Example Code (Python):

from sklearn.preprocessing import StandardScaler, OneHotEncoder
from sklearn.compose import ColumnTransformer
from sklearn.pipeline import Pipeline

# Sample dataset
data = pd.DataFrame({
    'Age': [25, 32, 45, 23, 35],
    'Income': [50000, 60000, 75000, 40000, 65000],
    'Gender': ['Male', 'Female', 'Female', 'Male', 'Female']
})

# Normalization
scaler = StandardScaler()
data[['Age', 'Income']] = scaler.fit_transform(data[['Age', 'Income']])

# One-Hot Encoding
encoder = OneHotEncoder(drop='first')
encoded_gender = encoder.fit_transform(data[['Gender']]).toarray()
encoded_gender_df = pd.DataFrame(encoded_gender, columns=encoder.get_feature_names_out(['Gender']))

# Combine with original data
data = pd.concat([data.drop('Gender', axis=1), encoded_gender_df], axis=1)
print(data)

3. Data Splitting

Data splitting involves dividing the dataset into training and testing sets. This is essential for evaluating the performance of your ML models and ensuring that they generalize well to new, unseen data.

Common Data Splitting Techniques:

  • Train-Test Split: Dividing the data into a training set and a test set.
  • Cross-Validation: Splitting the data into multiple folds and using each fold for testing while training on the remaining folds to get a more robust evaluation.

Example Code (Python):

from sklearn.model_selection import train_test_split

# Sample dataset
X = data[['Age', 'Income', 'Gender_Female']]
y = np.random.choice([0, 1], size=len(data))

# Train-Test Split
X_train, X_test, y_train, y_test = train_test_split(X, y, test_size=0.2, random_state=42)

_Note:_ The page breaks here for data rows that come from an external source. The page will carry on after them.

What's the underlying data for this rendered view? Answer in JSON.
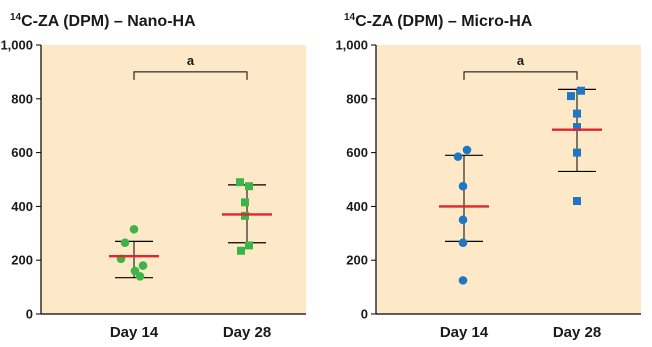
{
  "chart_data": [
    {
      "type": "scatter",
      "title_sup": "14",
      "title_rest": "C-ZA (DPM) – Nano-HA",
      "categories": [
        "Day 14",
        "Day 28"
      ],
      "ylim": [
        0,
        1000
      ],
      "yticks": [
        "0",
        "200",
        "400",
        "600",
        "800",
        "1,000"
      ],
      "ytick_values": [
        0,
        200,
        400,
        600,
        800,
        1000
      ],
      "series": [
        {
          "category": "Day 14",
          "marker": "circle",
          "color": "#3cb44a",
          "points": [
            315,
            265,
            205,
            180,
            160,
            140
          ],
          "mean": 215,
          "err_low": 135,
          "err_high": 270
        },
        {
          "category": "Day 28",
          "marker": "square",
          "color": "#3cb44a",
          "points": [
            490,
            475,
            415,
            365,
            255,
            235
          ],
          "mean": 370,
          "err_low": 265,
          "err_high": 480
        }
      ],
      "significance": {
        "label": "a",
        "value": 900
      },
      "mean_color": "#e0262b",
      "background": "#fde9c8"
    },
    {
      "type": "scatter",
      "title_sup": "14",
      "title_rest": "C-ZA (DPM) – Micro-HA",
      "categories": [
        "Day 14",
        "Day 28"
      ],
      "ylim": [
        0,
        1000
      ],
      "yticks": [
        "0",
        "200",
        "400",
        "600",
        "800",
        "1,000"
      ],
      "ytick_values": [
        0,
        200,
        400,
        600,
        800,
        1000
      ],
      "series": [
        {
          "category": "Day 14",
          "marker": "circle",
          "color": "#1f77c4",
          "points": [
            610,
            585,
            475,
            350,
            265,
            125
          ],
          "mean": 400,
          "err_low": 270,
          "err_high": 590
        },
        {
          "category": "Day 28",
          "marker": "square",
          "color": "#1f77c4",
          "points": [
            830,
            810,
            745,
            695,
            600,
            420
          ],
          "mean": 685,
          "err_low": 530,
          "err_high": 835
        }
      ],
      "significance": {
        "label": "a",
        "value": 900
      },
      "mean_color": "#e0262b",
      "background": "#fde9c8"
    }
  ]
}
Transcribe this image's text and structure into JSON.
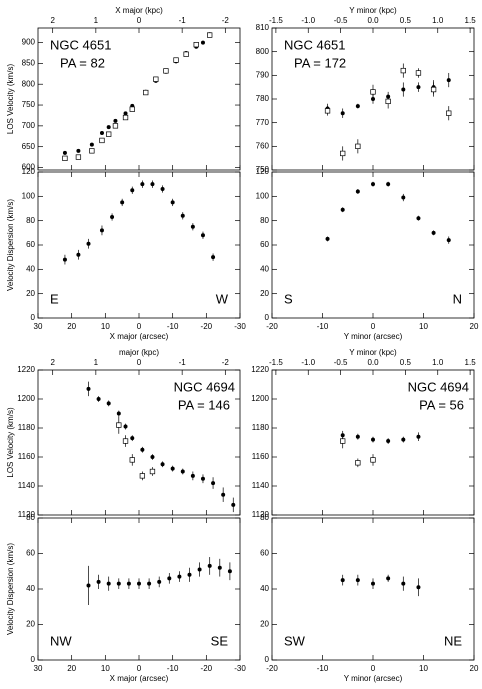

print("Training set:", X_train.shape, y_train.shape)
print("Testing set:", X_test.shape, y_test.shape)

4. Summary

In this lesson, we explored the essential steps in data preparation and preprocessing. We covered data cleaning to handle missing values and outliers, feature engineering to create and transform features, and data splitting to prepare the data for model training and evaluation.

In the next lesson, we will delve into various machine learning algorithms, including both supervised and unsupervised methods, and see how to apply them to real-world problems.